5. Le transformisme, comme philosophie de la nature
La philosophie du transformisme est liée à la vision de la nature. Pour la pensée déiste ou créationniste, le monde était une machine capable de fonctionner, parce qu'elle a été ainsi disposée par le créateur. Pour comprendre la machine, il faut connaître la pensée de l'artisan, aussi chaque fois que l'on découvre une adaptation au milieu, on ne pense pas que le milieu a influencé l'être vivant, mais que le Créateur a adapté d'avance l'être vivant à son milieu. C'est le contraire d'une pensée transformiste. De même, selon la pensée créationniste, la volonté divine a disposé des êtres ; ils sont différents et ressemblant parce que le créateur en a disposé ainsi. La permanence des espèces a pour cause la volonté divine. La nature est invariante et invariable depuis l'origine.
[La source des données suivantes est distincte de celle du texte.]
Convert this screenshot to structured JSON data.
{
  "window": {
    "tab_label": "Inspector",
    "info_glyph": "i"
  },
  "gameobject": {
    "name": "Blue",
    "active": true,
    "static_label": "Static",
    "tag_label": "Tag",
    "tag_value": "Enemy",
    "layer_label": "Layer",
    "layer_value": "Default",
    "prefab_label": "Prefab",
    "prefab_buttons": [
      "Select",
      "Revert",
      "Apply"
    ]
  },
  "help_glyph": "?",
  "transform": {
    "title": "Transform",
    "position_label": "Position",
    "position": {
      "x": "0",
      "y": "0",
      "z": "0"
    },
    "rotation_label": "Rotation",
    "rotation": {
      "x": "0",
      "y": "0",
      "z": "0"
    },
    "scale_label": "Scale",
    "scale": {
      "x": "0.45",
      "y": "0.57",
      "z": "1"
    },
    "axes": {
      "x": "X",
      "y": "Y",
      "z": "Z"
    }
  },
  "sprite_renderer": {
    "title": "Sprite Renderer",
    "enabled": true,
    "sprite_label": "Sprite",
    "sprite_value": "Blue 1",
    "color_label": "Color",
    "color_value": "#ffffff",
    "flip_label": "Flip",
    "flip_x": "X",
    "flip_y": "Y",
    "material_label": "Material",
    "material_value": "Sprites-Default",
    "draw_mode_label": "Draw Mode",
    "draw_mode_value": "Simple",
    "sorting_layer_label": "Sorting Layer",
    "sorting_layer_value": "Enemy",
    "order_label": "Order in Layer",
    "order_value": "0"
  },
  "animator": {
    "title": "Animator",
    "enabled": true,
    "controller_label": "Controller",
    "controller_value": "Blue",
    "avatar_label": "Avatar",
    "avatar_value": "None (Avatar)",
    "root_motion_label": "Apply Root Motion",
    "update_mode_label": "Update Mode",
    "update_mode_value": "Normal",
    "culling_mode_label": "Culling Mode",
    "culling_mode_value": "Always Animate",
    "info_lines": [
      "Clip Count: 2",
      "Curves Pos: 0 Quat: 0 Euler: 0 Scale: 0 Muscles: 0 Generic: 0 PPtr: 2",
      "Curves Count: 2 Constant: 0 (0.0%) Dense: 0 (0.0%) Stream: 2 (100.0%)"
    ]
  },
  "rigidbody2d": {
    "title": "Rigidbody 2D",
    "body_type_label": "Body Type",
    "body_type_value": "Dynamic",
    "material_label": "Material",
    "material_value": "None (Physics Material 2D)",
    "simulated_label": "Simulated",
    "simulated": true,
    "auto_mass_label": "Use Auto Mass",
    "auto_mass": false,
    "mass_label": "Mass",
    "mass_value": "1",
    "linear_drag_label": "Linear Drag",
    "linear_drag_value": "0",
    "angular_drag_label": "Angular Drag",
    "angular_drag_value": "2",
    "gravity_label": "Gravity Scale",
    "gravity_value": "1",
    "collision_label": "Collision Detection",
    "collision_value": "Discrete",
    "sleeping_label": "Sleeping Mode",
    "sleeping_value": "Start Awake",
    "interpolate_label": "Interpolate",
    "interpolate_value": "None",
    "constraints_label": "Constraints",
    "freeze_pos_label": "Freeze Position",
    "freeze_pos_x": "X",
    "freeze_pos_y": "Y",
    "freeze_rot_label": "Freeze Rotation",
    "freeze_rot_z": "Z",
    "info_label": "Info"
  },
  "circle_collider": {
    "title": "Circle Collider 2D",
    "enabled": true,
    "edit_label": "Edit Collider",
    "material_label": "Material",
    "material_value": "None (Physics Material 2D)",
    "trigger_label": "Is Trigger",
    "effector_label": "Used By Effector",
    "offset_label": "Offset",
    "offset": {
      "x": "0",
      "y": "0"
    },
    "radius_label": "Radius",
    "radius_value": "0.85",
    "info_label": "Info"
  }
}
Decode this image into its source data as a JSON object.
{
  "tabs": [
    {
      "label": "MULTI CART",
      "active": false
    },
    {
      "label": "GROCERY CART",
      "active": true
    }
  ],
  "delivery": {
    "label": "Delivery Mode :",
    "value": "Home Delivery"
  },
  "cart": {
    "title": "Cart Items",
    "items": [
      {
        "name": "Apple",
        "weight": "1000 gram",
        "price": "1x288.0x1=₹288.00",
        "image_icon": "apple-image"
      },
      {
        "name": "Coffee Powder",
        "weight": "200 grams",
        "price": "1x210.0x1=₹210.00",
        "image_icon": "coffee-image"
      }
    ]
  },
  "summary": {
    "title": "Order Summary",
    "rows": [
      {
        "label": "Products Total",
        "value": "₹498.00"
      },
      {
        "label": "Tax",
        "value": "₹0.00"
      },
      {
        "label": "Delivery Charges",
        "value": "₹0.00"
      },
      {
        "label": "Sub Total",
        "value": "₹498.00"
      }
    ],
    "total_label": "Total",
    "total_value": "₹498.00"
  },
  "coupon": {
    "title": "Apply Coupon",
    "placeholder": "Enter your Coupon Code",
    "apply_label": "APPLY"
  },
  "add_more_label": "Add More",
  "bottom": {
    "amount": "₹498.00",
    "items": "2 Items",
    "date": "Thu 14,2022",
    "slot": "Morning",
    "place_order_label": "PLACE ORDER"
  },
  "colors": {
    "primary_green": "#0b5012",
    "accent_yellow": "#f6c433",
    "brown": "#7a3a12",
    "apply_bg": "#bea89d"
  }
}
Contre ce fixisme, une autre philosophie se développe. Elle donne à la nature une réelle initiative. La nature a une puissance d'innovation. Pour Diderot, la matière est une puissance de variation et de transmission des caractères acquis. De telles idées sont présentes chez Buffon ; elles n'ont pas donné forme à une philosophie transformiste, parce que Buffon avait une vision très pessimiste de la nature. Il voyait dans la nature une dégénérescence. Il n'y a pas de perfectionnement. La nature va vers la mort et l'extinction. Les variations sont des amoindrissements. Contre le providentialisme naïf qui admirait l'harmonie des relations entre les vivants, et contre un anthropocentrisme naïf, le pessimisme de Buffon voit en l'homme un être qui détruit la nature, en vivant à ses dépends. De même chez Diderot, l'homme est un être précaire. Il manque à ces esprits une perspective d'ensemble qui privilégie l'histoire et la valorise la durée.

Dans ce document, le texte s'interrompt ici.